With regard to new products, Johnson & Johnson (NYSE:JNJ) is working on a “wearable” insulin patch. The company recently highlighted the ease with which customers will be able to administer insulin with the product. The patch came from work done by recently acquired Calibra Medical. That company, which was privately held, was bought in the third quarter of 2012 specifically for the patch technology, which was described as “a unique, wearable three-day insulin patch” in JNJ’s third quarter earnings release.

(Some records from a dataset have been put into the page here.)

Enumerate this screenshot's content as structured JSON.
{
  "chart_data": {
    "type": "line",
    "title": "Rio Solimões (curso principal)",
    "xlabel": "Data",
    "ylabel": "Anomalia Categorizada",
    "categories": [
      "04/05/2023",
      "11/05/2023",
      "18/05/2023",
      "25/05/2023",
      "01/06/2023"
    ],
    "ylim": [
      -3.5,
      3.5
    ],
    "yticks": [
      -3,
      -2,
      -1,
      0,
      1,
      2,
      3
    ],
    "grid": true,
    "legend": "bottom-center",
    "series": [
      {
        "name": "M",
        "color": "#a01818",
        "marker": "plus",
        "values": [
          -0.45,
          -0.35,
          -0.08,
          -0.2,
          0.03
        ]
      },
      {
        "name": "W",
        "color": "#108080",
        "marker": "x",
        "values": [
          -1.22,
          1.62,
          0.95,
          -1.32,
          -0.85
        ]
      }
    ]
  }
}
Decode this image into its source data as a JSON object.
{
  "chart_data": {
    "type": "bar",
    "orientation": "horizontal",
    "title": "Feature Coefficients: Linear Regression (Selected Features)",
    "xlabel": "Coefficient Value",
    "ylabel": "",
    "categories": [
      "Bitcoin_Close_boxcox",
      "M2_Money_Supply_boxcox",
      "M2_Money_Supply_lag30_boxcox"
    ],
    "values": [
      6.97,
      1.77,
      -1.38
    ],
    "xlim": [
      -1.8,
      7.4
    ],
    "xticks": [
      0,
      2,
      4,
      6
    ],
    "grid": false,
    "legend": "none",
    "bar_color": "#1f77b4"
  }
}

This would be an interesting advance, and one that moves away from needles. Since Johnson & Johnson (NYSE:JNJ) hasn’t brought it to market just yet, it is hard to tell how much of an impact it will have. However, what is clear, is that Novo’s problems give Johnson & Johnson more time to both get it to market and, assuming approval, garner a customer base.

Not the End of the World
Despite the obvious competition in the space, which goes well beyond the two companies noted above, Novo Nordisk’s size and market position in diabetes should provide it ample opportunity to continue growing. The market itself is still growing in size and Novo is a well respected company with lots of product in the market. A several year delay is indeed bad, but it isn’t he end of the world.

Backing up this assessment is the fact that Novo has virtually no debt on its balance sheet and a large cash balance. Moreover, while this one drug is important, it isn’t the only drug in the company’s pipeline. In fact, investors might find the recent weakness is a good buying opportunity.